経済産業省:デジタルガバナンス・コード2.0

デジタルガバナンス・コード2.0の概要

デジタルガバナンス・コード2.0は、Society 5.0を目指す中で、企業がデジタルトランスフォーメーション(DX)を推進し、競争力を強化するための包括的なガイドラインです。2020年11月に策定され、2022年9月に改訂されました。このガイドラインは、以下の3つの柱を中心に構成されています。

  1. 経営戦略としてのデジタル化
  2. デジタルリーダーシップの確立
  3. デジタルリスクの管理

これらの柱は、企業がデジタル化を進める際に直面する課題を包括的にカバーし、成功へと導くための具体的な指針を提供します。

デジタルガバナンス・コード2.0の目的

デジタルガバナンス・コード2.0の目的は、企業がデジタル化を通じて持続可能な成長を実現することです。具体的には、以下の4つの目的があります。

  1. ITシステムとビジネスの一体化:ITシステムとビジネスを一体的に捉え、新たな価値創造に向けた戦略を描くこと。
  2. デジタルの力の活用:既存ビジネスの効率化だけでなく、新たな収益につながるデジタルビジネスの創出。
  3. 技術的負債の防止:ITシステムの技術的負債を防ぎ、計画的なパフォーマンス向上を図ること。
  4. 組織横断的な取り組み:必要な変革を行うために、組織横断的に取り組むこと。

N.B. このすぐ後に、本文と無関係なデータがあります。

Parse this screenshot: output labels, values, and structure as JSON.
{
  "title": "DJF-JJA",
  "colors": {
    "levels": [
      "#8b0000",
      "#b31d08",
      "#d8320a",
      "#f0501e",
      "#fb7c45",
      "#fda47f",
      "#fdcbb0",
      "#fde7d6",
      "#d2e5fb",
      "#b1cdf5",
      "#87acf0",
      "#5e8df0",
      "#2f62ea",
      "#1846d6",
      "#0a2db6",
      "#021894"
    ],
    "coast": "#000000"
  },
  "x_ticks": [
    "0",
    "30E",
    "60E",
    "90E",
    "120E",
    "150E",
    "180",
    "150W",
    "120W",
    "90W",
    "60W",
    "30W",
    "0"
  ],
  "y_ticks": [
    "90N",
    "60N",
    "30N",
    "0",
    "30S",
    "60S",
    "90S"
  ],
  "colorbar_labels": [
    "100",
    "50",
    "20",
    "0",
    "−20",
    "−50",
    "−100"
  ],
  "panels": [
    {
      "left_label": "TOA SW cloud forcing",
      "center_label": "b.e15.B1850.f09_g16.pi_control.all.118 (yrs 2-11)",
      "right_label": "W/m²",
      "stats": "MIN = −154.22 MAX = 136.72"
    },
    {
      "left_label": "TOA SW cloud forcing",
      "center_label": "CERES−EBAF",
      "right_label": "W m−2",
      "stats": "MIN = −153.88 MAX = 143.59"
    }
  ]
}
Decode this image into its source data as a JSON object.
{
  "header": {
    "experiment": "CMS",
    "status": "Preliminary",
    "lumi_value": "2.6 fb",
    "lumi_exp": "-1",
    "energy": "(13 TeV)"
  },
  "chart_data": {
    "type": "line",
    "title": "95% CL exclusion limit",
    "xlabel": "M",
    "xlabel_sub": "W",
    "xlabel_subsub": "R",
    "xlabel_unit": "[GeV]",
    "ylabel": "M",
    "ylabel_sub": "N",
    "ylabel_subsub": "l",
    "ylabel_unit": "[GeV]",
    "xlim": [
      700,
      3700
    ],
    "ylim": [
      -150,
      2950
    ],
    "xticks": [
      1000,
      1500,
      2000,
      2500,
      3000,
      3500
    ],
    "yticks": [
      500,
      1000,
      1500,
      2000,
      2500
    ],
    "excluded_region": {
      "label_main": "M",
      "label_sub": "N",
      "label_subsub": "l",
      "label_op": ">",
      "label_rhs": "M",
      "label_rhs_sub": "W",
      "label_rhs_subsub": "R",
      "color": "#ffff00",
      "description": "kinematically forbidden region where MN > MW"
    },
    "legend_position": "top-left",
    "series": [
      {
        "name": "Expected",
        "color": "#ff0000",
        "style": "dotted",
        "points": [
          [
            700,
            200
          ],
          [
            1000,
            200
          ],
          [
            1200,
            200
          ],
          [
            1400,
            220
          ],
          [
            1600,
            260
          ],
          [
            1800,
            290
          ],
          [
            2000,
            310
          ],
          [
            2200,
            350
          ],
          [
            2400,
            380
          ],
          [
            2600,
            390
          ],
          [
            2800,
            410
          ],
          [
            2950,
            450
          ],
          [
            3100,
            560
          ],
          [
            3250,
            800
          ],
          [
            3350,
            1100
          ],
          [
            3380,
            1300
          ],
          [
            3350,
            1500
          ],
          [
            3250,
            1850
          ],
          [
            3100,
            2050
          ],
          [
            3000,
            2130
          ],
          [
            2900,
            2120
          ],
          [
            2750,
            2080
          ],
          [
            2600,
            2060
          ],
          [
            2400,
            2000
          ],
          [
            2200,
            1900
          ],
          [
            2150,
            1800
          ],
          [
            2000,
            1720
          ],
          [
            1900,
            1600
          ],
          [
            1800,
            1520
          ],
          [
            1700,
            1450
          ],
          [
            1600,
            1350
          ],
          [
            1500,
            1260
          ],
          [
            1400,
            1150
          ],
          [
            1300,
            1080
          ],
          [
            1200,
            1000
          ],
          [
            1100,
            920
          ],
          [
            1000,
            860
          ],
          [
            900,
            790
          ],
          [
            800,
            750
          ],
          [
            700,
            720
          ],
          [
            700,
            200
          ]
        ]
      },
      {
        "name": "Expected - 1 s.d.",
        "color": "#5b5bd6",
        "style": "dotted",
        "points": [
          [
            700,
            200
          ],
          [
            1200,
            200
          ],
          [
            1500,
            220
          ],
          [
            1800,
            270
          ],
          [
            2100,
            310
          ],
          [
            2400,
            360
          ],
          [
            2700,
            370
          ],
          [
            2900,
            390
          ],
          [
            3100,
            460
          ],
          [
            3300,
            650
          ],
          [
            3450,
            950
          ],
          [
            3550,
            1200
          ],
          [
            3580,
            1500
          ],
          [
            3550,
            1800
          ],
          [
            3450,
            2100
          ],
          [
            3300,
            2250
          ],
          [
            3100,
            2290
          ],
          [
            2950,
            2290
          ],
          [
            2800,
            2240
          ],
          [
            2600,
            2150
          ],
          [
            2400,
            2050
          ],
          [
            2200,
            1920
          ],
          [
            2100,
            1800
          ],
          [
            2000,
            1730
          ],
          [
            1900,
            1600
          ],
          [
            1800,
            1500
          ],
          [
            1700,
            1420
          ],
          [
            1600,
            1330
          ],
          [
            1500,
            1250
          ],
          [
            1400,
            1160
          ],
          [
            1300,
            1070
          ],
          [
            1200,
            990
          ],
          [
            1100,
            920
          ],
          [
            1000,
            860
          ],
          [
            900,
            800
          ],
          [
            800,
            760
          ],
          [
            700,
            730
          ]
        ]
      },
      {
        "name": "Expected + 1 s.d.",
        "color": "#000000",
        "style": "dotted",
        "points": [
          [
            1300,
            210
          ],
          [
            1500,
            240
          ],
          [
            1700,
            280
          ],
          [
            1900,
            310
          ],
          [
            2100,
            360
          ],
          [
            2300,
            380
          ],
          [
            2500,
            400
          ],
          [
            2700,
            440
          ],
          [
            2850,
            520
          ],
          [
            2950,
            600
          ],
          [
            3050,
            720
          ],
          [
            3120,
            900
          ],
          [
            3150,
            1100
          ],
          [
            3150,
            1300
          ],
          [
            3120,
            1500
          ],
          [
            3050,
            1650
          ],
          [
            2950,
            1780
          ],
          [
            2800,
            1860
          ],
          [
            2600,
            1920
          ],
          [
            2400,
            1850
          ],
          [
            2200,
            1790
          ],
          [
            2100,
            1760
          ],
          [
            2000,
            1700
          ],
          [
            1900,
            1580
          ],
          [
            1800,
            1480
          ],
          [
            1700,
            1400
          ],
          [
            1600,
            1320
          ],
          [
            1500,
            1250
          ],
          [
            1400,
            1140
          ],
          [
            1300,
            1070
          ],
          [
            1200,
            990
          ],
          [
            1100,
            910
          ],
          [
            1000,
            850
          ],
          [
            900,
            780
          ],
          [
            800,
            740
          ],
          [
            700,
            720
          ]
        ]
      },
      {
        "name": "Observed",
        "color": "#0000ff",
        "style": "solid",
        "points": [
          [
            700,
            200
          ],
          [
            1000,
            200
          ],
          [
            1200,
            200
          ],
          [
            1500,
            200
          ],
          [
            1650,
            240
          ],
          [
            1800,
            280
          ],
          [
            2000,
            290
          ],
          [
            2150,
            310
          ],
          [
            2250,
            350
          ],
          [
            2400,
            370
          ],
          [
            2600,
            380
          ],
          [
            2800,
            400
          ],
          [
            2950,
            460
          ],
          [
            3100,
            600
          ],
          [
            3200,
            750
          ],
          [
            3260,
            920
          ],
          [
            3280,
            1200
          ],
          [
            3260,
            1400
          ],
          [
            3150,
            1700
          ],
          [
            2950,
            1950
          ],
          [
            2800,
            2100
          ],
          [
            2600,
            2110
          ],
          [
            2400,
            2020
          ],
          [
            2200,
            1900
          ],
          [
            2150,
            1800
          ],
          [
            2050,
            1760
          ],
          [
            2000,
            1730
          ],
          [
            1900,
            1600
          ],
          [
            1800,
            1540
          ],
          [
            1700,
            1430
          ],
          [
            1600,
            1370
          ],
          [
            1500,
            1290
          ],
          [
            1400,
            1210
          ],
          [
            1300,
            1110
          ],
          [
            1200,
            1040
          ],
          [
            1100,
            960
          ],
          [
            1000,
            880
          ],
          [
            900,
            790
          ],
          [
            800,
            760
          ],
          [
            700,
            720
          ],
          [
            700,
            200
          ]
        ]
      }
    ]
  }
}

これらを達成するためには、経営者の関与が不可欠であり、企業全体の組織構造や文化の改革、中長期的な投資が求められます。

デジタルガバナンス・コード2.0の全体構造

デジタルガバナンス・コード2.0は、企業がデジタル技術を活用して持続可能な成長を実現するための具体的な指針を提供します。その全体構造は以下の4つの主要な領域で構成されています。

  1. ビジョン・ビジネスモデル
  2. 戦略
  3. 成果と重要な成果指標
  4. ガバナンスシステム

各領域について詳しく説明します。

1.ビジョン・ビジネスモデル

企業はビジネスとITシステムを一体的に捉え、デジタル技術による社会及び競争環境の変化が自社にもたらす影響(リスク・機会)を踏まえた経営ビジョンを策定し、その実現に向けたビジネスモデルを設計します。企業は、このビジョンとビジネスモデルを価値創造ストーリーとしてステークホルダーに示すことが求められます。

2.戦略

企業は、デジタル技術を活用する戦略を策定し、ステークホルダーに示します。この戦略には、組織づくり・人材・企業文化に関する方策や、ITシステム・デジタル技術活用環境の整備に関する方策が含まれます。戦略の実施に必要な体制を構築し、組織設計・運営の在り方を示すことが重要です。

3.成果と重要な成果指標

企業は、デジタル技術を活用する戦略の達成度を測る指標を定め、ステークホルダーに対して指標に基づく成果についての自己評価を示します。これには、企業価値創造に関係するKPI(重要業績評価指標)や、戦略実施により生じた効果を評価する指標が含まれます。

4.ガバナンスシステム

企業の経営者は、デジタル技術を活用する戦略の実施に当たり、ステークホルダーへの情報発信を含め、リーダーシップを発揮します。取締役会は、経営ビジョンやデジタル技術を活用する戦略の方向性を示し、その実現に向けた取り組みを適切に監督します。また、サイバーセキュリティ対策を含むリスク管理体制を整備し、経営リスクとして認識します。

企業への影響

デジタルガバナンス・コード2.0の導入は、企業に多大な影響を与えます。まず、経営戦略の見直しが必要となります。デジタル技術を活用した新しいビジネスモデルを構築し、競争力を強化することが求められます。また、デジタルリーダーシップの確立により、組織全体が一丸となってデジタル化に取り組む姿勢を育てます。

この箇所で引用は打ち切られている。